Однако человек, сидевший передо мной, был совсем другим. Мы сидели напротив друг друга за столиком в баре гостиницы в Аптауне, в Нью-Йорке. Я едва успела ему представиться, как он сразу же заговорил об актрисе Рейко Курихара, которая должна была играть японскую террористку в его фильме. Моя же цель состояла в том, чтобы узнать причину, побудившую его в свое время стать бомжом.
Его имя было Язаки. Он говорил, не поднимая головы. Сколько ему лет? Я слышала, что около сорока. В зависимости от того, как падал свет, или от выражения лица ему легко можно было дать как тридцать, так и все пятьдесят. На нем была рубашка с воротником в духе Мао, поверх нее — стандартный костюм, правда сшитый ил прекрасной материи. Он поведал мне в мельчайших подробностях свою историю про женщину-террористку, но без одержимости. Рас сказывая, Язаки не брызгал слюной, на его губах не выступала пена, но, с другой стороны, в его голосе не чувствовалось и спокойствия. Вырывавшиеся у него слова казались существующими отдельно, будто, не имея возможности быть высказанными, предоставленные сами себе, они повторялись тысячи раз в бесконечных внутренних монологах. Он говорил тихо, но его взволнованность казалась мне вызывающей. У него было особое мнение о той системе, к которой принадлежала я, и он знал, как сыграть на этом. Эта манера крушить и ломать все, что не имело, по его мысли, никакого значения, была невыносима. И при этом изысканно вежлива. В его голосе не чувствовалось никакой грубости, скорее что-то большее. Возможно, Язаки обладал слабо выраженным «я». Он не принадлежал себе и ни от кого не зависел. У него не было ничего. Он не был достоянием корпорации или членом семьи, для него не существовало ни религии, ни принципов. Если Язаки в действительности был тем, чем казался, он испытывал невыносимое одиночество, возбуждавшее в нем жажду. Это я и называю вульгарностью.

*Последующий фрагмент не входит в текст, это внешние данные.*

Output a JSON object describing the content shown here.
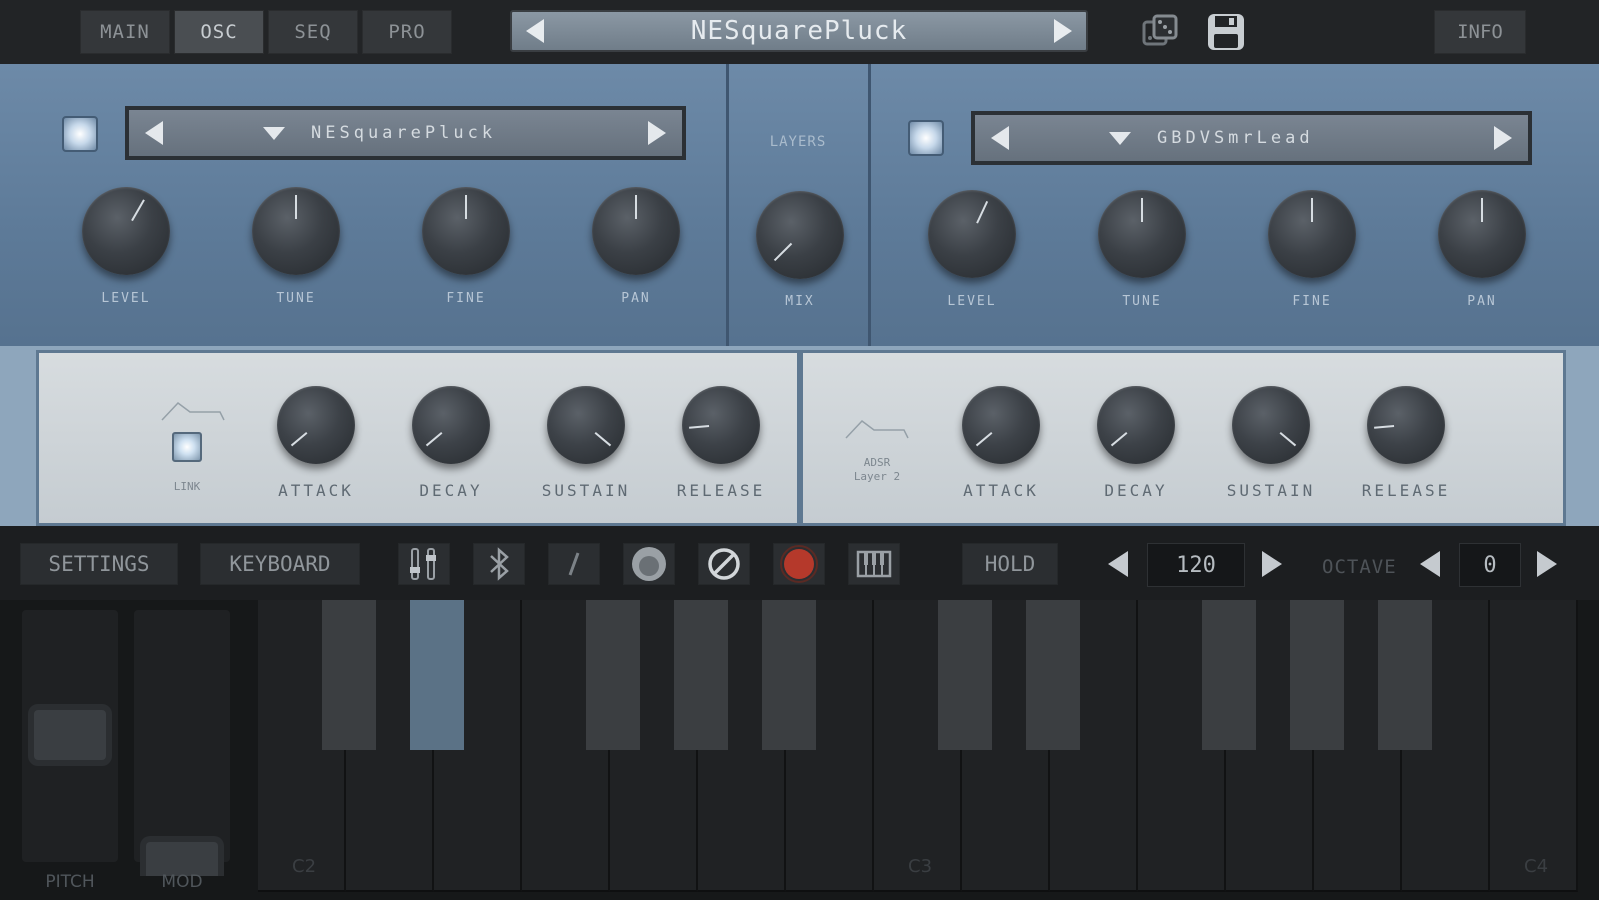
{
  "tabs": [
    {
      "label": "MAIN",
      "active": false
    },
    {
      "label": "OSC",
      "active": true
    },
    {
      "label": "SEQ",
      "active": false
    },
    {
      "label": "PRO",
      "active": false
    }
  ],
  "preset": {
    "name": "NESquarePluck"
  },
  "toolbar": {
    "randomize_icon": "dice-icon",
    "save_icon": "floppy-disk-icon",
    "info_label": "INFO"
  },
  "osc": {
    "layer1": {
      "wave": "NESquarePluck",
      "labels": [
        "LEVEL",
        "TUNE",
        "FINE",
        "PAN"
      ],
      "enabled": true
    },
    "layer2": {
      "wave": "GBDVSmrLead",
      "labels": [
        "LEVEL",
        "TUNE",
        "FINE",
        "PAN"
      ],
      "enabled": true
    },
    "layers_label": "LAYERS",
    "mix_label": "MIX"
  },
  "env": {
    "left": {
      "link_label": "LINK",
      "labels": [
        "ATTACK",
        "DECAY",
        "SUSTAIN",
        "RELEASE"
      ]
    },
    "right": {
      "adsr_line1": "ADSR",
      "adsr_line2": "Layer 2",
      "labels": [
        "ATTACK",
        "DECAY",
        "SUSTAIN",
        "RELEASE"
      ]
    }
  },
  "controls": {
    "settings_label": "SETTINGS",
    "keyboard_label": "KEYBOARD",
    "hold_label": "HOLD",
    "tempo": "120",
    "octave_label": "OCTAVE",
    "octave": "0",
    "icons": [
      "mixer-icon",
      "bluetooth-icon",
      "pencil-icon",
      "record-knob-icon",
      "cancel-icon",
      "record-icon",
      "piano-icon"
    ],
    "record_color": "#b5392b"
  },
  "keyboard": {
    "pitch_label": "PITCH",
    "mod_label": "MOD",
    "note_labels": [
      "C2",
      "C3",
      "C4"
    ],
    "pressed_key_color": "#5b7286"
  }
}
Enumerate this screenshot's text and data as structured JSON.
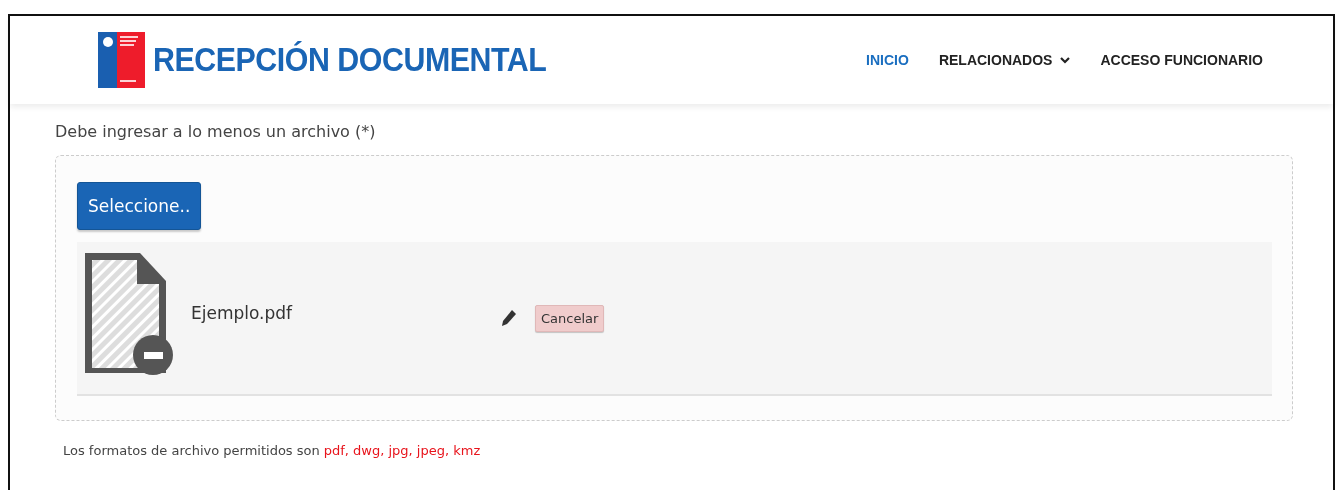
{
  "header": {
    "title": "RECEPCIÓN DOCUMENTAL",
    "nav": [
      {
        "label": "INICIO",
        "selected": true,
        "dropdown": false
      },
      {
        "label": "RELACIONADOS",
        "selected": false,
        "dropdown": true
      },
      {
        "label": "ACCESO FUNCIONARIO",
        "selected": false,
        "dropdown": false
      }
    ]
  },
  "upload": {
    "label": "Debe ingresar a lo menos un archivo (*)",
    "button": "Seleccione..",
    "files": [
      {
        "name": "Ejemplo.pdf",
        "cancel": "Cancelar"
      }
    ]
  },
  "note": {
    "text": "Los formatos de archivo permitidos son",
    "formats": "pdf, dwg, jpg, jpeg, kmz"
  }
}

Язаки посмотрел на меня. Он прекрасно понимал, что я пришла интервьюировать его. Обо мне он не знал ничего, да и откуда? Протягивая визитную карточку, я назвала свое имя. Он тотчас же стал рассказывать содержание своего фильма про террористку, и, слушая, я почувствовала его жажду жизни.

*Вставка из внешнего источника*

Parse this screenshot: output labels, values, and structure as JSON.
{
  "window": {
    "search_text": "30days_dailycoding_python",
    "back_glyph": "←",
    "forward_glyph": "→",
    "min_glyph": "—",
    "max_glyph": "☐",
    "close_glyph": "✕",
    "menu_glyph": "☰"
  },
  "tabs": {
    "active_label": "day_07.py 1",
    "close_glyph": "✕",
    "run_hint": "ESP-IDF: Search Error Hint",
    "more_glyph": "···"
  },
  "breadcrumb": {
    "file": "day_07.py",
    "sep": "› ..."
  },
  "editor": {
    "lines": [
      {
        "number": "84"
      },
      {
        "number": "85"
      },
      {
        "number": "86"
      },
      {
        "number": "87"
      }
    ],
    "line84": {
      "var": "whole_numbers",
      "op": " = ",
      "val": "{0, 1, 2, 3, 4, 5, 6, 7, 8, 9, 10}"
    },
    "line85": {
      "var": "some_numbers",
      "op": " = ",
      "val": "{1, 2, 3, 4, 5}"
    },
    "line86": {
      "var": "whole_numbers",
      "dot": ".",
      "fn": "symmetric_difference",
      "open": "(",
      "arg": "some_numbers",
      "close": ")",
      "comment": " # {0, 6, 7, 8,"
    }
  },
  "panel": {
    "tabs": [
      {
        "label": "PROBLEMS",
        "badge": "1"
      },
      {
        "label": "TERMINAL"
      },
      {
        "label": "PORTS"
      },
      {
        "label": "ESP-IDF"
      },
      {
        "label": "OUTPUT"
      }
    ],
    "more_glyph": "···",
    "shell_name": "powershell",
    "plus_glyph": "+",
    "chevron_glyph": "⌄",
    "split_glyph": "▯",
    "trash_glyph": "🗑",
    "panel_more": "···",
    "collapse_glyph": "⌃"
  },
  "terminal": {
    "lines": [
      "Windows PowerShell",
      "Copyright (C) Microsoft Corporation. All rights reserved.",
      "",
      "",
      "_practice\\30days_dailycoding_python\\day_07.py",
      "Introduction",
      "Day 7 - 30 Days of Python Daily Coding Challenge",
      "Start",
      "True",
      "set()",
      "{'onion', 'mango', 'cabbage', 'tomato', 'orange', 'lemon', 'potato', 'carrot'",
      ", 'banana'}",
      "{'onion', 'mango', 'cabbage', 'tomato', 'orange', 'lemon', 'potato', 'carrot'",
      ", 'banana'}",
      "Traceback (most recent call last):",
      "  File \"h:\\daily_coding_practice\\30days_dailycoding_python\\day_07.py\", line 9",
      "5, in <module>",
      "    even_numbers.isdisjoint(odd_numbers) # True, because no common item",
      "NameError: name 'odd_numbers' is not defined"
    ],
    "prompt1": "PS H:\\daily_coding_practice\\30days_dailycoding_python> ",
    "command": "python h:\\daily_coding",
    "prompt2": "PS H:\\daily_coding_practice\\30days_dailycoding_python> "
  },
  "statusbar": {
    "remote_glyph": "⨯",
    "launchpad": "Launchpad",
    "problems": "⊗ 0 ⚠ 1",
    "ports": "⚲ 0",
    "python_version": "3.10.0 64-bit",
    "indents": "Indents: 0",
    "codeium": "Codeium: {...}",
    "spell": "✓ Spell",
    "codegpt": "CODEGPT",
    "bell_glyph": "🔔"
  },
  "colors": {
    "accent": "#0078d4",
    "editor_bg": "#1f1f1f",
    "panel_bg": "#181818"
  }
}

Простите, — произнес он, не отводя глаз. — Я вам тут всякого наговорил. Я просто не привык. Вы знаете, о чем будете говорить со мной? Ну что ж, я попробую ответить, если смогу.

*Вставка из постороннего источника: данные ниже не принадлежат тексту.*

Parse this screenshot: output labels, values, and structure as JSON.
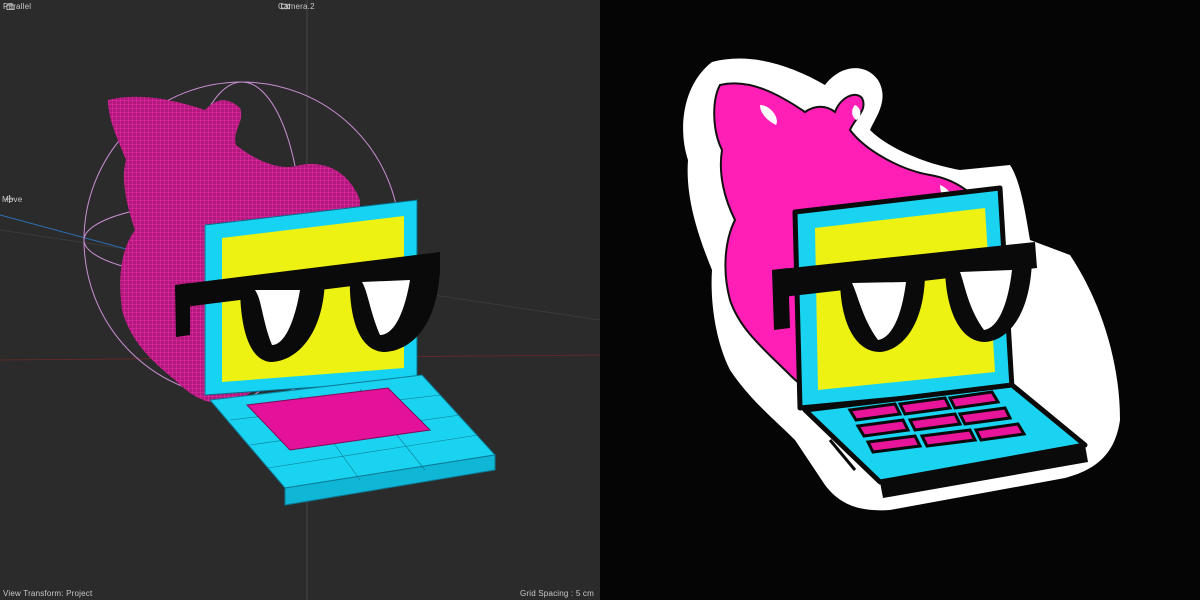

Он смущенно умолк и засмеялся. Внешне он выглядел вполне здоровым, и только его глаза казались налитыми кровью. Такие глаза можно видеть у людей, принимающих наркотики, или у алкоголиков.
Я вам еще не представилась и не назвала тему нашего интервью.
— Да, точно. Ну что ж, я вас слушаю.
Он оценивающе улыбнулся. Его улыбка мне не понравилась. До сих пор у меня не было возможности близко познакомиться с людьми подобного рода, но я знала, что такая манера улыбаться, свойственна многим. Это у них врожденное. Работая над репортажем о детях японских эмигрантов третьего поколения, я как-то встретилась с одним хоккеистом, который улыбался точно так же. Эта улыбка появлялась бессознательно, когда ослабевал самоконтроль. Не знаю, как на моем месте вели себя другие женщины, я же страшно, до слез, конфузилась. Странное ощущение.
Я рассказала ему план нашего интервью, объяснив, что веду рубрику в японском женском журнале. Правда, мне пришлось отметить, что эта беседа — материал для будущей книги о людях, представляющих сегодняшнее американское общество. Язаки был одним из них. Я упомянула и о его гонораре.